PAMEKASAN, MADURANET – Pemerintah Kabupaten (Pemkab) Pamekasan memusnahkan 2.937 botol minuman keras (miras) berbagai jenis, Senin (9/2/2026). Pemusnahan dilakukan menjelang bulan suci Ramadhan sebagai upaya menciptakan suasana kondusif di tengah masyarakat.
Ribuan botol miras tersebut merupakan hasil sitaan aparat dari sejumlah operasi penyakit masyarakat dalam beberapa waktu terakhir.
Kepala Bagian Operasi (Kabagops) Polres Pamekasan Kompol Hery Setyo Susanto mengatakan, total barang bukti yang dimusnahkan mencapai hampir 3.000 botol.
“Sebanyak 2.937 botol miras berbagai jenis hasil razia kami musnahkan hari ini,” ujarnya.
Botol-botol itu dihancurkan di Lapangan Nagara Bhakti Pamekasan yang lansung disaksikan jajaran Forkopimda setempat.
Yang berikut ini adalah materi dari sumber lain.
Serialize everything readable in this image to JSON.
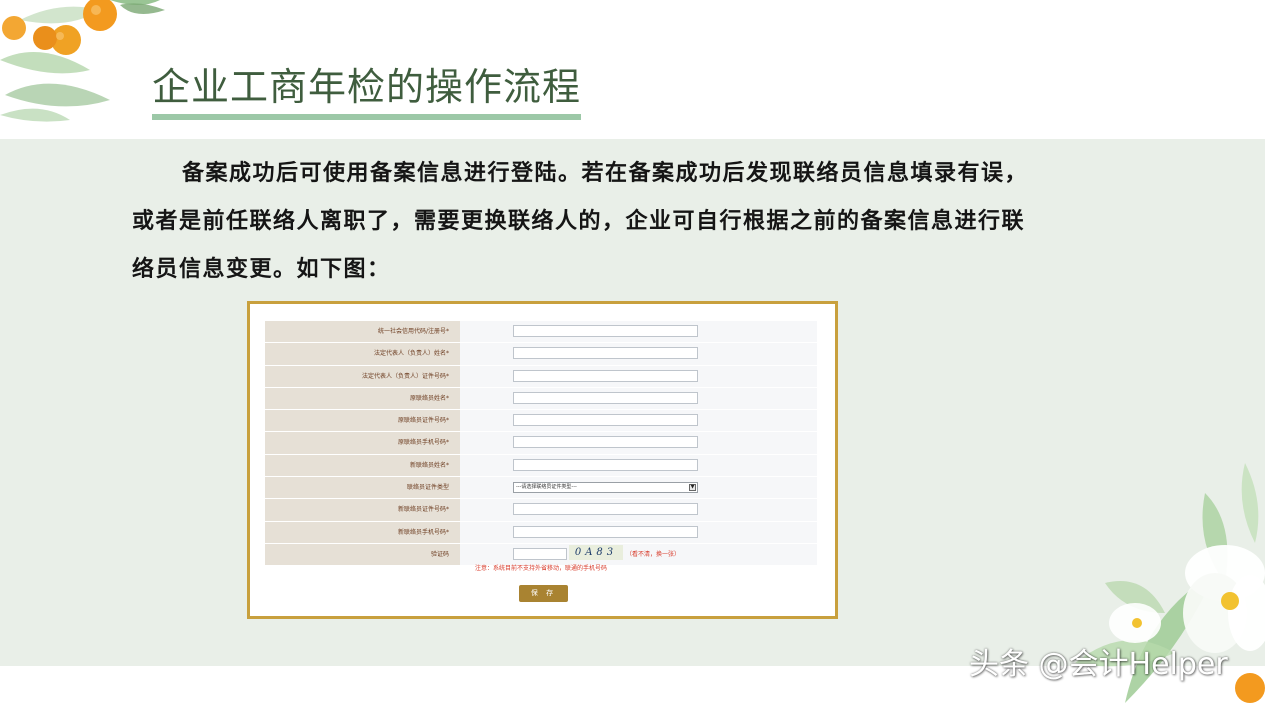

Bupati Pamekasan KH Kholilurrahman menyampaikan, langkah tersebut menjadi sinyal tegas bahwa pemerintah daerah tidak memberi toleransi terhadap peredaran minuman beralkohol, terlebih menjelang Ramadhan.
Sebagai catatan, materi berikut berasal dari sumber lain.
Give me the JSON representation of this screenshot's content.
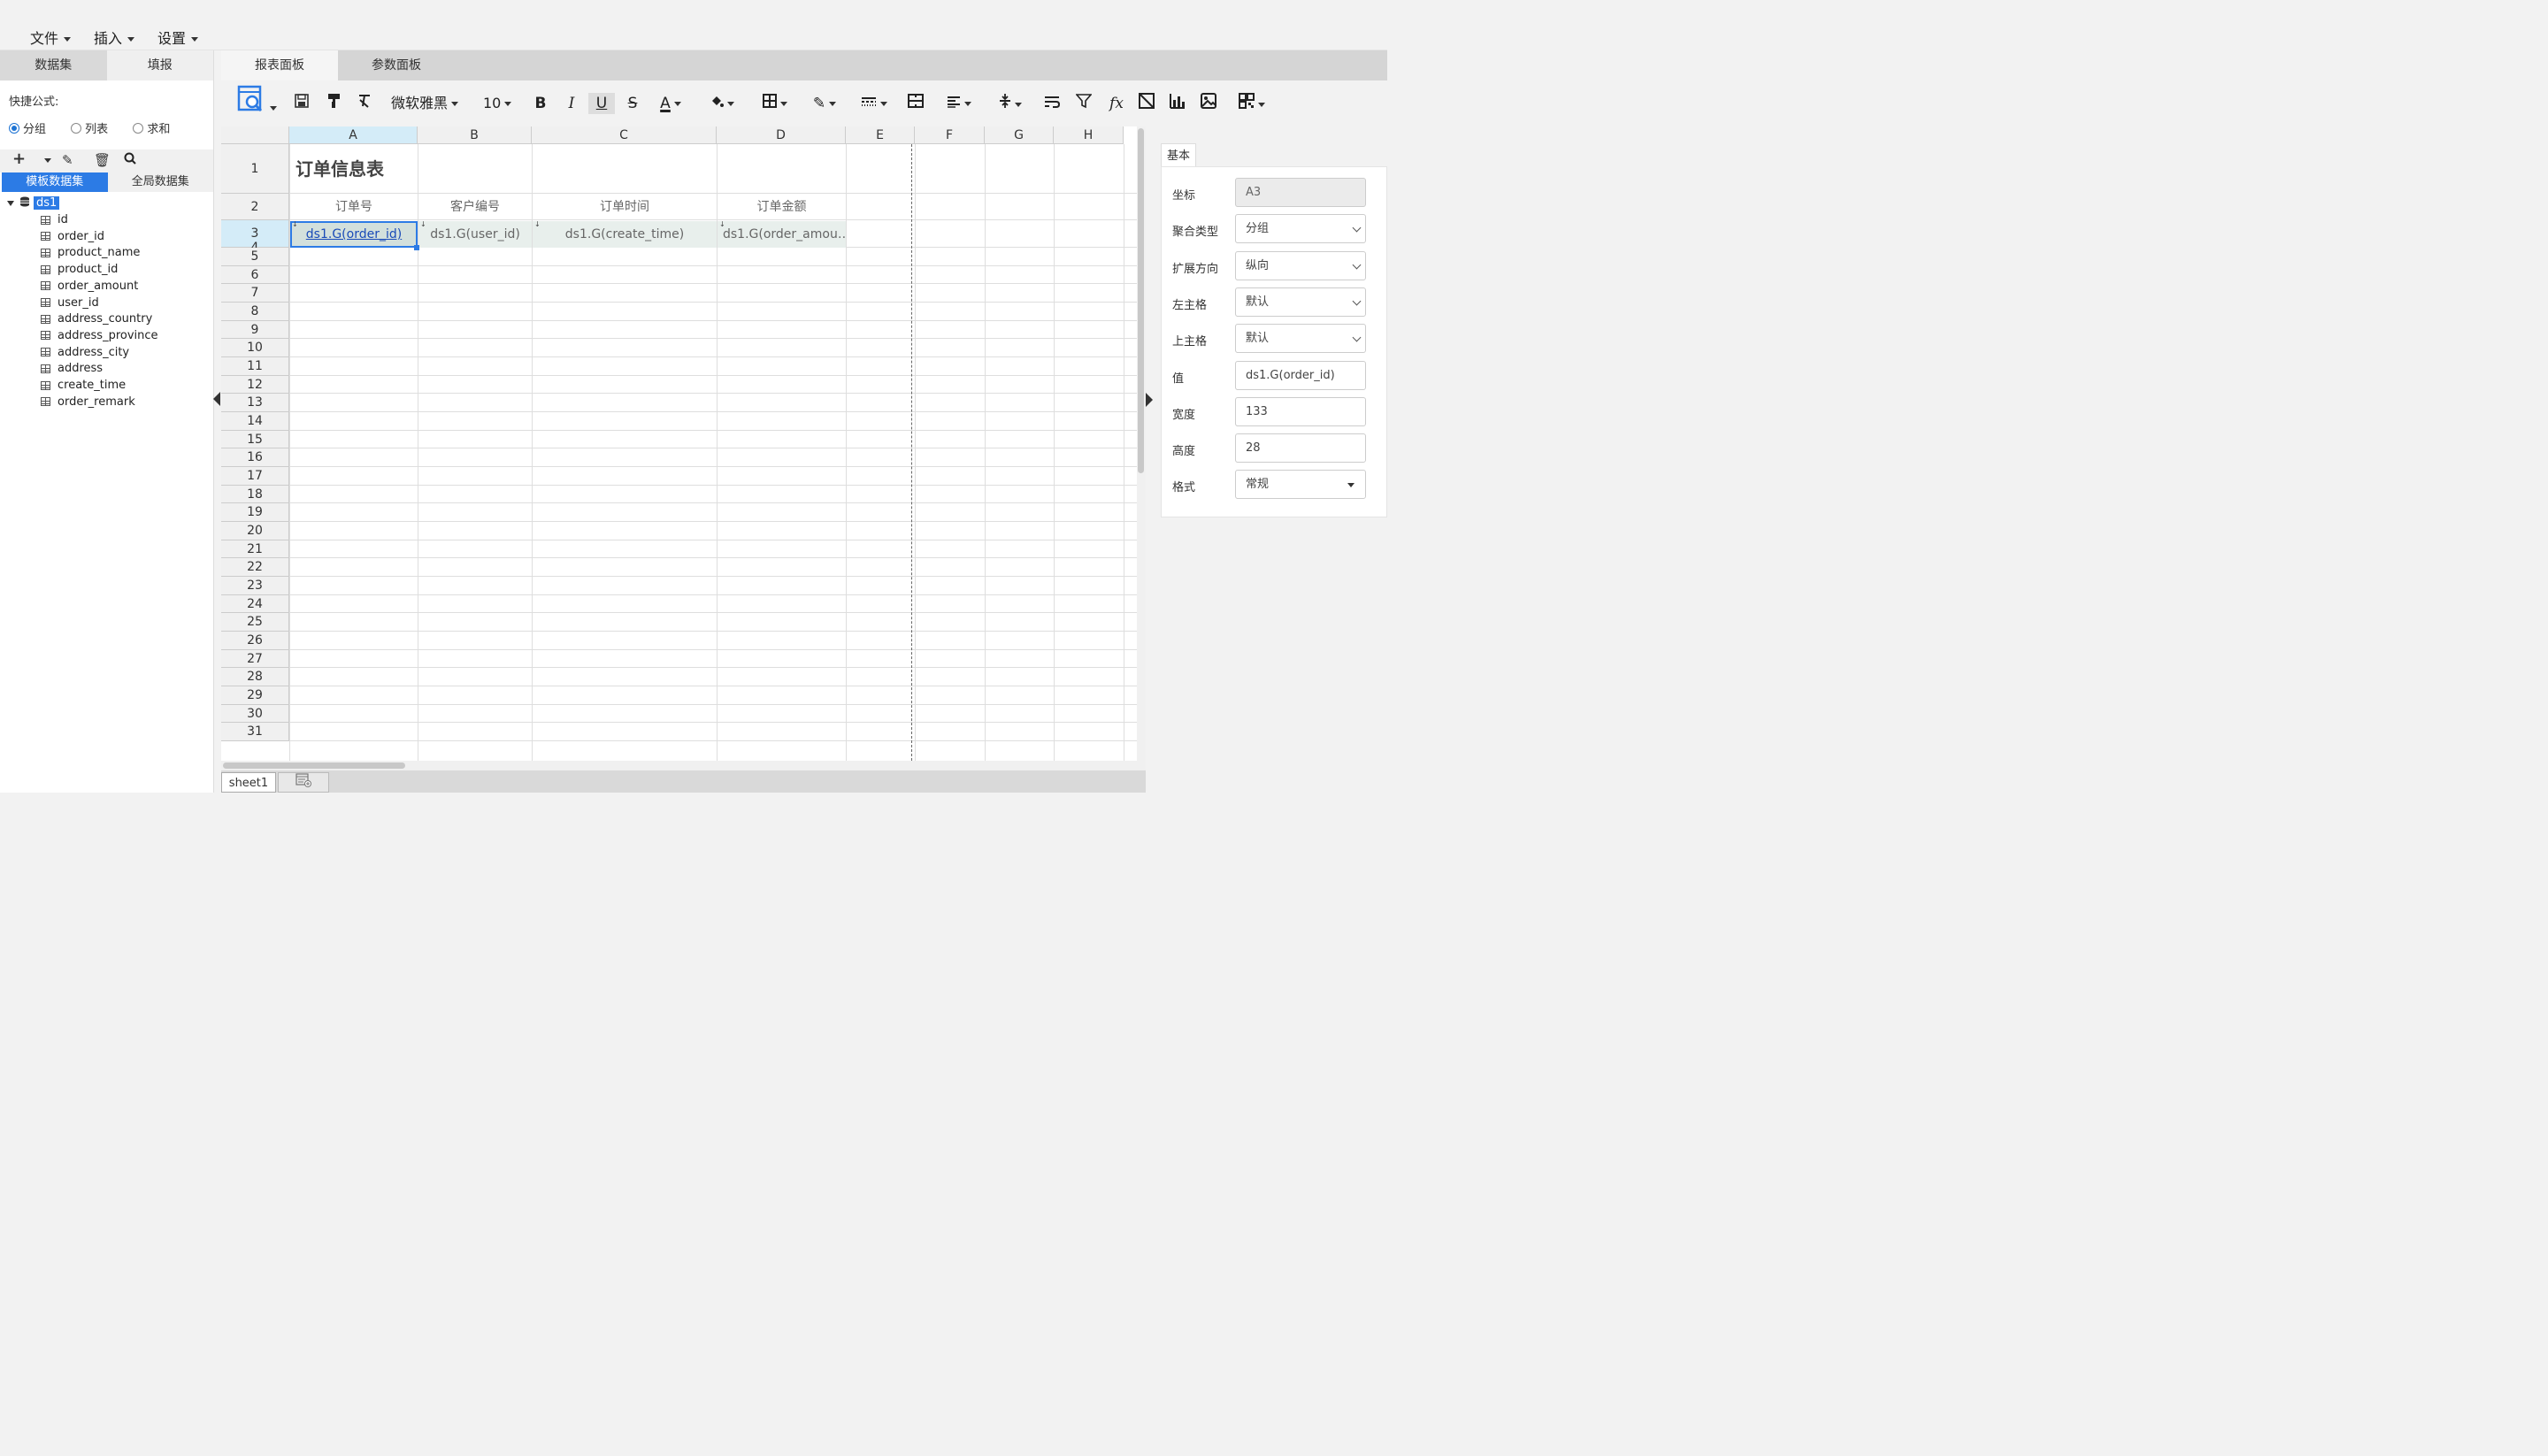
{
  "menubar": {
    "items": [
      "文件",
      "插入",
      "设置"
    ]
  },
  "left_panel": {
    "tabs": [
      "数据集",
      "填报"
    ],
    "quick_formula_label": "快捷公式:",
    "radios": [
      {
        "label": "分组",
        "checked": true
      },
      {
        "label": "列表",
        "checked": false
      },
      {
        "label": "求和",
        "checked": false
      }
    ],
    "ds_tabs": [
      "模板数据集",
      "全局数据集"
    ],
    "dataset": {
      "name": "ds1",
      "fields": [
        "id",
        "order_id",
        "product_name",
        "product_id",
        "order_amount",
        "user_id",
        "address_country",
        "address_province",
        "address_city",
        "address",
        "create_time",
        "order_remark"
      ]
    }
  },
  "main_tabs": [
    "报表面板",
    "参数面板"
  ],
  "toolbar": {
    "font_name": "微软雅黑",
    "font_size": "10"
  },
  "grid": {
    "columns": [
      "A",
      "B",
      "C",
      "D",
      "E",
      "F",
      "G",
      "H"
    ],
    "selected_column": "A",
    "selected_row": 3,
    "row_count": 31,
    "title": "订单信息表",
    "headers": [
      "订单号",
      "客户编号",
      "订单时间",
      "订单金额"
    ],
    "data_cells": [
      "ds1.G(order_id)",
      "ds1.G(user_id)",
      "ds1.G(create_time)",
      "ds1.G(order_amou…"
    ]
  },
  "sheets": [
    "sheet1"
  ],
  "properties": {
    "tab": "基本",
    "rows": [
      {
        "label": "坐标",
        "value": "A3",
        "kind": "readonly"
      },
      {
        "label": "聚合类型",
        "value": "分组",
        "kind": "select"
      },
      {
        "label": "扩展方向",
        "value": "纵向",
        "kind": "select"
      },
      {
        "label": "左主格",
        "value": "默认",
        "kind": "select"
      },
      {
        "label": "上主格",
        "value": "默认",
        "kind": "select"
      },
      {
        "label": "值",
        "value": "ds1.G(order_id)",
        "kind": "input"
      },
      {
        "label": "宽度",
        "value": "133",
        "kind": "input"
      },
      {
        "label": "高度",
        "value": "28",
        "kind": "input"
      },
      {
        "label": "格式",
        "value": "常规",
        "kind": "dropdown"
      }
    ]
  },
  "colors": {
    "accent": "#2c7be5",
    "selection_header": "#d4ecf8"
  }
}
“Kita tidak akan memberikan toleransi sekecil apa pun kepada penjual miras,” kata Kholilurrahman.
Menurut dia, miras membawa banyak dampak negatif, mulai dari merusak kesehatan, menurunkan produktivitas, hingga memicu kriminalitas dan konflik sosial, terutama di kalangan anak muda.
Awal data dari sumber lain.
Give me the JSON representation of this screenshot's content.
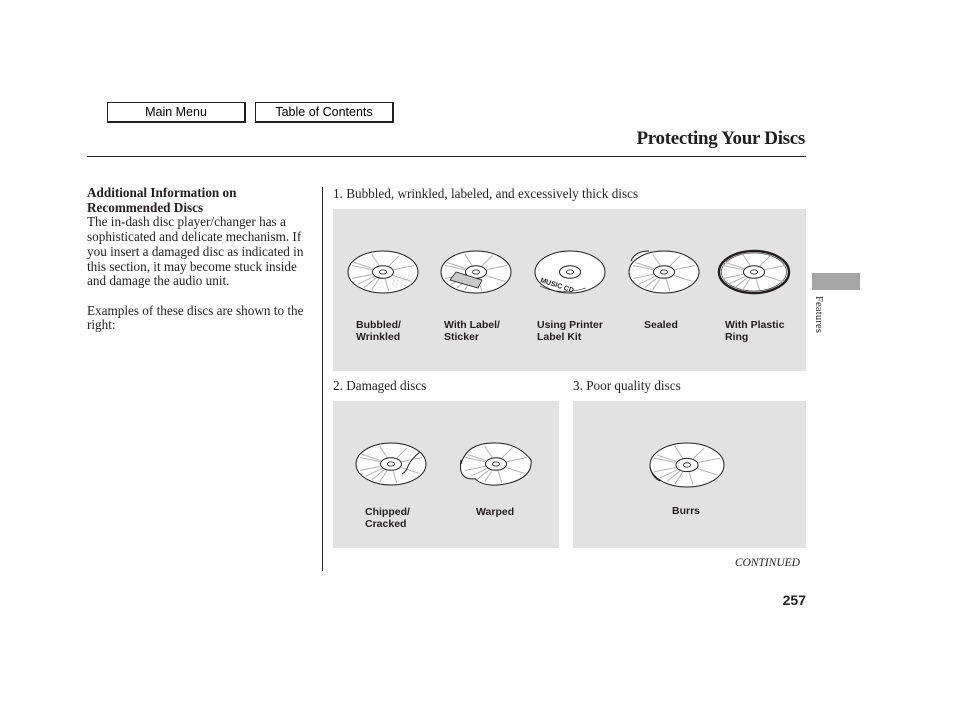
{
  "nav": {
    "main_menu": "Main Menu",
    "table_of_contents": "Table of Contents"
  },
  "header": {
    "title": "Protecting Your Discs"
  },
  "left_column": {
    "heading": "Additional Information on Recommended Discs",
    "paragraphs": [
      "The in-dash disc player/changer has a sophisticated and delicate mechanism. If you insert a damaged disc as indicated in this section, it may become stuck inside and damage the audio unit.",
      "Examples of these discs are shown to the right:"
    ]
  },
  "sections": [
    {
      "heading": "1. Bubbled, wrinkled, labeled, and excessively thick discs",
      "items": [
        {
          "label_line1": "Bubbled/",
          "label_line2": "Wrinkled",
          "icon": "bubbled-disc"
        },
        {
          "label_line1": "With Label/",
          "label_line2": "Sticker",
          "icon": "labeled-disc"
        },
        {
          "label_line1": "Using Printer",
          "label_line2": "Label Kit",
          "icon": "printer-label-disc",
          "disc_text": "MUSIC CD"
        },
        {
          "label_line1": "Sealed",
          "label_line2": "",
          "icon": "sealed-disc"
        },
        {
          "label_line1": "With Plastic",
          "label_line2": "Ring",
          "icon": "plastic-ring-disc"
        }
      ]
    },
    {
      "heading": "2. Damaged discs",
      "items": [
        {
          "label_line1": "Chipped/",
          "label_line2": "Cracked",
          "icon": "chipped-disc"
        },
        {
          "label_line1": "Warped",
          "label_line2": "",
          "icon": "warped-disc"
        }
      ]
    },
    {
      "heading": "3. Poor quality discs",
      "items": [
        {
          "label_line1": "Burrs",
          "label_line2": "",
          "icon": "burrs-disc"
        }
      ]
    }
  ],
  "footer": {
    "continued": "CONTINUED",
    "page_number": "257"
  },
  "side_tab": {
    "label": "Features"
  },
  "colors": {
    "panel_bg": "#e2e2e2",
    "side_tab": "#a6a6a6",
    "text": "#231f20"
  }
}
Ia menekankan, pemusnahan ini bukan sekadar kegiatan seremonial, melainkan simbol komitmen penegakan hukum dan perlindungan masyarakat.
“Ini bukti keseriusan pemerintah dalam menjaga ketertiban sosial dan melindungi generasi penerus,” ujarnya.
Selain penindakan, pihaknya juga mendorong upaya pencegahan melalui edukasi dan pengawasan bersama, melibatkan keluarga, sekolah, tokoh agama, dan masyarakat.
Menjelang Ramadhan 1447 Hijriah, ia berharap lingkungan Pamekasan semakin bersih dari peredaran miras sehingga masyarakat dapat beribadah dengan lebih tenang dan aman.